Of the ten hurricanes that readily come to the minds of older Belizeans – the ’31 hurricane, Janet, Hattie, Francelia, Fifi, Greta, Keith, Iris, Richard, and Earl — six of them hit in September. The 1931 hurricane, now called “British Honduras hurricane” in some quarters, hit on September 10, 1931; Hurricane Janet, on September 27, 1955; Hurricane Hattie, on October 31, 1961; Hurricane Francelia, on September 3, 1969; Hurricane Fifi, on September 19, 1974; Hurricane Greta, on September 19, 1978; Hurricane Keith, on September 30, 2000; Hurricane Iris, on October 8, 2001; Hurricane Richard, on October 24, 2010; and Hurricane Earl, on August 4, 2016.
Today, Tuesday, is the 1st of September, and after being spared less than two weeks ago when a storm named Marco headed north of us, we are looking apprehensively at another weather system. On August 31, Belize’s National Meteorological Service reported, “A broad area of low pressure associated with a tropical wave over the central Caribbean has a high chance of developing into a tropical depression during the next couple of days.

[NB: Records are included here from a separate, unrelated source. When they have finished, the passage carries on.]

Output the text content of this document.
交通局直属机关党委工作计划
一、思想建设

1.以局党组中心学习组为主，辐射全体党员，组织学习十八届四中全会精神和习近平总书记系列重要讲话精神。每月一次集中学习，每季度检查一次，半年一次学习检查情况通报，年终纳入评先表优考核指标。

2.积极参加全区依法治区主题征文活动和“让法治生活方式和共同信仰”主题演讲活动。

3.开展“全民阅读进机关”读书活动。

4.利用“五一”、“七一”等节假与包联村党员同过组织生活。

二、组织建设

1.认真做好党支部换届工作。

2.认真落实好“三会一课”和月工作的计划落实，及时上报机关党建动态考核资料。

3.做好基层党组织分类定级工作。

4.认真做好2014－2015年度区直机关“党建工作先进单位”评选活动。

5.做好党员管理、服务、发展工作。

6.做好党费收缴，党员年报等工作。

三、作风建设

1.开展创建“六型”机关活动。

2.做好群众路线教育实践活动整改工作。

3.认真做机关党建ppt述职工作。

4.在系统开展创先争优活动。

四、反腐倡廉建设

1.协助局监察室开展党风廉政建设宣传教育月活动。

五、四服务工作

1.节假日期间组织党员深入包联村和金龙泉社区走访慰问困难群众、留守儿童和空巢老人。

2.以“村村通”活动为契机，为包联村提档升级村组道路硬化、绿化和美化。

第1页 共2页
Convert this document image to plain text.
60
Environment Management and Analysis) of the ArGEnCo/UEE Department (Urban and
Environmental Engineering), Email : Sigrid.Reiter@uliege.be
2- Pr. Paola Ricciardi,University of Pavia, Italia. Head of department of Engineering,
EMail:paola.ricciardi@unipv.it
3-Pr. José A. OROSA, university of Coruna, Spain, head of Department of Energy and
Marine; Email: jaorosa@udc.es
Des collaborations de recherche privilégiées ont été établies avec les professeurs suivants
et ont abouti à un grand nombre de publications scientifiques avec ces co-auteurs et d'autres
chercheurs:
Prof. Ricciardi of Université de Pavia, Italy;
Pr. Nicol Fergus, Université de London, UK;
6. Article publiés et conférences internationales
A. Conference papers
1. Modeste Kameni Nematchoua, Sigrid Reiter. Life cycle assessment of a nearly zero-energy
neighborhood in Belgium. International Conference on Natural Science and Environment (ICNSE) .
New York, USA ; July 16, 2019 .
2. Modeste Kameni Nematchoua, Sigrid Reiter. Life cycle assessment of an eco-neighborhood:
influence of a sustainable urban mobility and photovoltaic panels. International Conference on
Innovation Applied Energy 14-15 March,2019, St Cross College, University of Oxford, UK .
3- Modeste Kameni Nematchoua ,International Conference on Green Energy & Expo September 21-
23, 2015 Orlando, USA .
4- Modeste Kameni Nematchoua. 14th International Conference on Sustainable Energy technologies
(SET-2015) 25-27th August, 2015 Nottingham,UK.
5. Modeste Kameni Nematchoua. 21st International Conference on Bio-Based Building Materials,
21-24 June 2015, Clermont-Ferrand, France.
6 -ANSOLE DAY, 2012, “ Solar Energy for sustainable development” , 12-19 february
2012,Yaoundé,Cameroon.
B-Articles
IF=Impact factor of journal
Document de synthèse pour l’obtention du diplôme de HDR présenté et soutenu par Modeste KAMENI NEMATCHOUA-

This system is moving westward and will continue to be monitored by the National Meteorological Service of Belize.”
Reports from the Weather Channel in the US were that the “system is moving quickly westward through the Caribbean and is producing numerous showers and thunderstorms” and that “conditions are forecast to be conducive for this system to gradually organize, and a tropical depression could develop in the next couple of days.”
According to the Weather Channel, the US National Hurricane Center reported that, regardless of development, the “system will track toward Central America and Yucatan in the week ahead”, and that “areas from Jamaica to Honduras, Belize, Guatemala and the Yucatan should monitor the progress of this disturbance.”
On Sunday evening, at 5:00 p.m., NEMO issued Advisory # 1 for the system. In that advisory, NEMO said the system is moving westward at about 15 mph and that it could start affecting Belize on Thursday, and it advised the public to “remain vigilant and to be prepared for possible storm arrival in accordance with your emergency plan.” NEMO said the public should be prepared to relocate or evacuate, and that they should move early, know which shelter they will go to, and take along essentials for survival.
On Monday, August 31, winds associated with the system were gusting up to 35 knots, and it was in the region of 14.5 degrees North Latitude and 70 degrees West Longitude, which puts it 240 nautical miles south of the Dominican Republic, and about 1100 nautical miles east of Belize.